Die New England Patriots wirken zum Start des NFL-Playoffs so verwundbar wie lange nicht, der Quarterback Tom Brady um Jahre gealtert. Und dennoch: Es ist gefährlich, das Ende dieser Dynastie auszurufen – die Nimmersatts der NFL haben die Konkurrenz zu oft düpiert.
Die New England Patriots sind in der NFL in diesem Millennium so dominant, dass sie Standards verschieben. In Boston ist vergangene Woche de facto der Weltuntergang ausgerufen worden, weil die Patriots ihr letztes Qualifikationsspiel gegen die Miami Dolphins verloren, 24:27; die bizarre Niederlage hatte zur Folge, dass New England erstmals seit zehn Jahren durch die Zusatzschlaufe des Wildcard-Playoff muss. Es sind Sorgen, von denen andere Teams träumen: die Cleveland Browns etwa warten seit 17 Jahren auf eine Playoff-Teilnahme.

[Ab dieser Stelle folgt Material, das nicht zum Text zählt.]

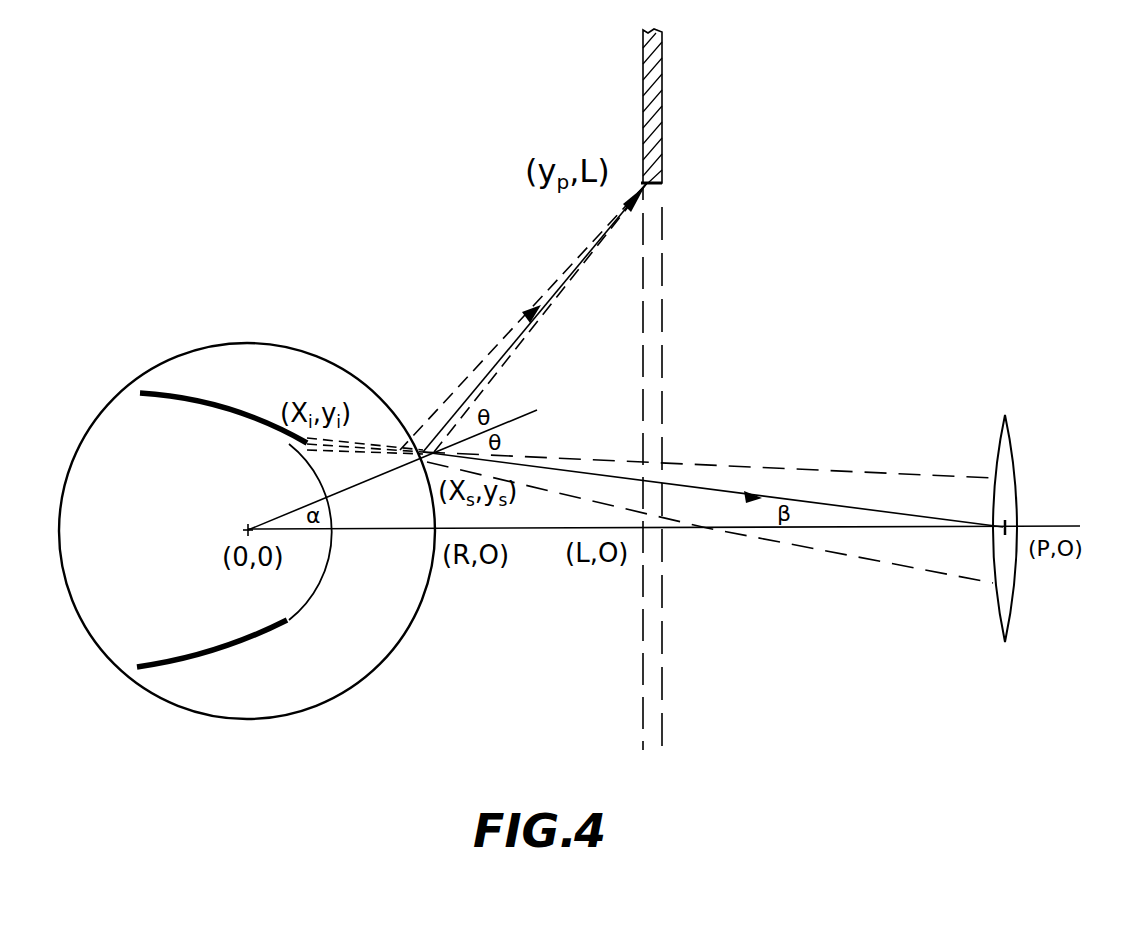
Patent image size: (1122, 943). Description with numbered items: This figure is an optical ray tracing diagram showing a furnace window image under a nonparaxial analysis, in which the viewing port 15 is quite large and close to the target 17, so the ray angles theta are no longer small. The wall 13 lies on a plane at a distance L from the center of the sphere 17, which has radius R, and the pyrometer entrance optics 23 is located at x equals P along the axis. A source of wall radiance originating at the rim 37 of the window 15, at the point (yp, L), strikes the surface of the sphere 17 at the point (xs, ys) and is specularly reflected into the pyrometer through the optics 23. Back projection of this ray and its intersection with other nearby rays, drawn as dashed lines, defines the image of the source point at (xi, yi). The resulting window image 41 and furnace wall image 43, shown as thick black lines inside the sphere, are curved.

The wall 13 is at (662, 92).
The viewing port 15 is at (662, 295).
The target 17 is at (280, 345).
The pyrometer entrance optics 23 is at (1005, 415).
The rim 37 is at (648, 185).
The window image 41 is at (296, 488).
The furnace wall image 43 is at (203, 412).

Die Dominanz der Patriots, des Titelhalters, hatte in den letzten Jahren etwas Erdrückendes; der Organisation schlägt viel Neid entgegen. Als New England im Februar zum sechsten Mal seit der Jahrtausendwende die Superbowl gewann, titelte der populäre Sport-Blog Deadspin nur: «God Fucking Dammit». Die Patriots haben sich die Missgunst selber zuzuschreiben, sie haben sich über die Jahre in mehrere Skandale geleistet. Der milliardenschwere Besitzer Robert Kraft war zuletzt in eine Menschenhandelsaffäre verwickelt, nachdem der 78-Jährige als Klient eines als Massagesalon getarnten Sexstudios in Florida erwischt wurde.

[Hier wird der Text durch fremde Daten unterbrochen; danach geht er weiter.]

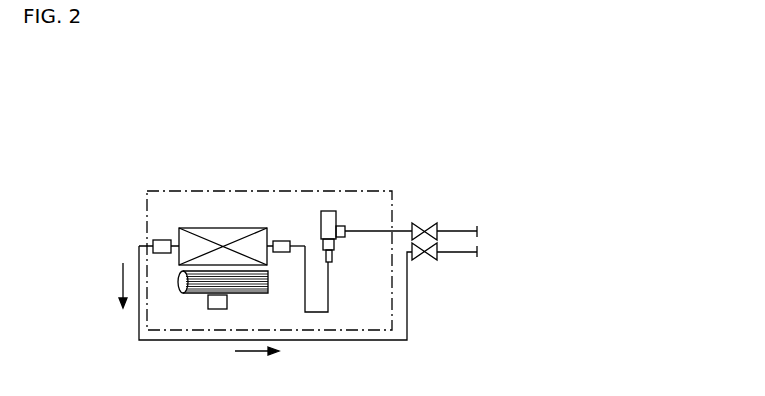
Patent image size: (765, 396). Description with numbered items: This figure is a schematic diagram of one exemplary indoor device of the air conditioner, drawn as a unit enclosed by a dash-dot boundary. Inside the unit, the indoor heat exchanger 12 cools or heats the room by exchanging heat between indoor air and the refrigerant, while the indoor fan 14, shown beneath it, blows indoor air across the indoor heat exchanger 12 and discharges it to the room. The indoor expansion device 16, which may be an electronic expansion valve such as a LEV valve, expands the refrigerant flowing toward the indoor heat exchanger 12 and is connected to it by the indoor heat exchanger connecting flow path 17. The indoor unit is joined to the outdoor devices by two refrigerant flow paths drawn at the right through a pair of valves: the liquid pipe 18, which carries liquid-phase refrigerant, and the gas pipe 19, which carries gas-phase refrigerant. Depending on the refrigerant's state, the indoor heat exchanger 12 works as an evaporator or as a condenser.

The indoor heat exchanger 12 is at (193, 243).
The indoor fan 14 is at (178, 281).
The indoor expansion device 16 is at (329, 210).
The indoor heat exchanger connecting flow path 17 is at (291, 240).
The liquid pipe 18 is at (452, 231).
The gas pipe 19 is at (451, 252).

Die Patriots waren nie Meister der Herzen, aber das kümmerte sie wenig, schliesslich waren sie ja oft genug tatsächlich Champions. Die Frage ist, ob diese Ära nun gerade zu Ende geht. Gewiss, New England gewann bisher 12 von 16 Spielen, aber den Darbietungen fehlte die Brillanz von einst, gerade in der Offensive. Sie wird noch immer vom Perfektionisten und Ehrgeizling Tom Brady dirigiert. Brady hat es unter anderem mit einer eigenwilligen Diät (Avocado-Glacé ja, Erdbeeren unter keinen Umständen) über Jahre hinweg geschafft, den Alterungsprozess auszutricksen. Aber in diesem Winter wirkt Brady so alt wie er tatsächlich ist: 42, der mit Abstand älteste Profi aller Playoff-Teams. Es ist möglich, dass Brady gerade seine letzte Saison spielt – und dass der Vergleich mit den Tennessee Titans vom Samstag seine Abschiedsvorstellung darstellt. Im Sommer hatten die Patriots bereits den Rücktritt des Teamleaders Rob Gronkowski verkraften müssen. Und der Offensivkoordinator Josh McDaniels wird von mindestens drei Teams für vakante Stellen als Headcoach interviewt werden.

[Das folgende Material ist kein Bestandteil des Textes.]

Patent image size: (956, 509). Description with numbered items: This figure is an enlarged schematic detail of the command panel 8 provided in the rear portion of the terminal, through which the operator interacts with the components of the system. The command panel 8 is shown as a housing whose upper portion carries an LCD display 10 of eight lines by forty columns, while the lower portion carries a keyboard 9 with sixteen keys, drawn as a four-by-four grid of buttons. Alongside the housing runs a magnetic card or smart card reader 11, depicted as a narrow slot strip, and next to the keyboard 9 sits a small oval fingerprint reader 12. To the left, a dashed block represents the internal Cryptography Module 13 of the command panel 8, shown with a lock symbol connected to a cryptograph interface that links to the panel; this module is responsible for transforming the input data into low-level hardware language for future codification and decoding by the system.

Es mag so wirken, als ob das Imperium von Foxboro, Massachusetts bröckle. Doch der Untergang ist diesem Team oft prophezeit worden, die New York Times schrieb schon 2005: «Die Dynastie ist zu Ende.» Eingetreten ist das nie – der ebenso smarte wie skrupellose Coach Bill Belichick hat stets einen Weg gefunden, die Konkurrenz auszubremsen. Brady bemühte 2019 den Narrativ, niemand würde seinem Team etwas zutrauen, und die Branche verdrehte Kollektiv die Augen, weil die Patriots im professionellen Sport die allerletzte Organisation sind, die Aussenseiterromantik bemühen sollten. New England schien daraus jedoch Kraft zu ziehen, Brady führte das Team zu einem weiteren Titel. Es kann niemanden überraschen, sollte sich die Geschichte ein weiteres Mal wiederholen.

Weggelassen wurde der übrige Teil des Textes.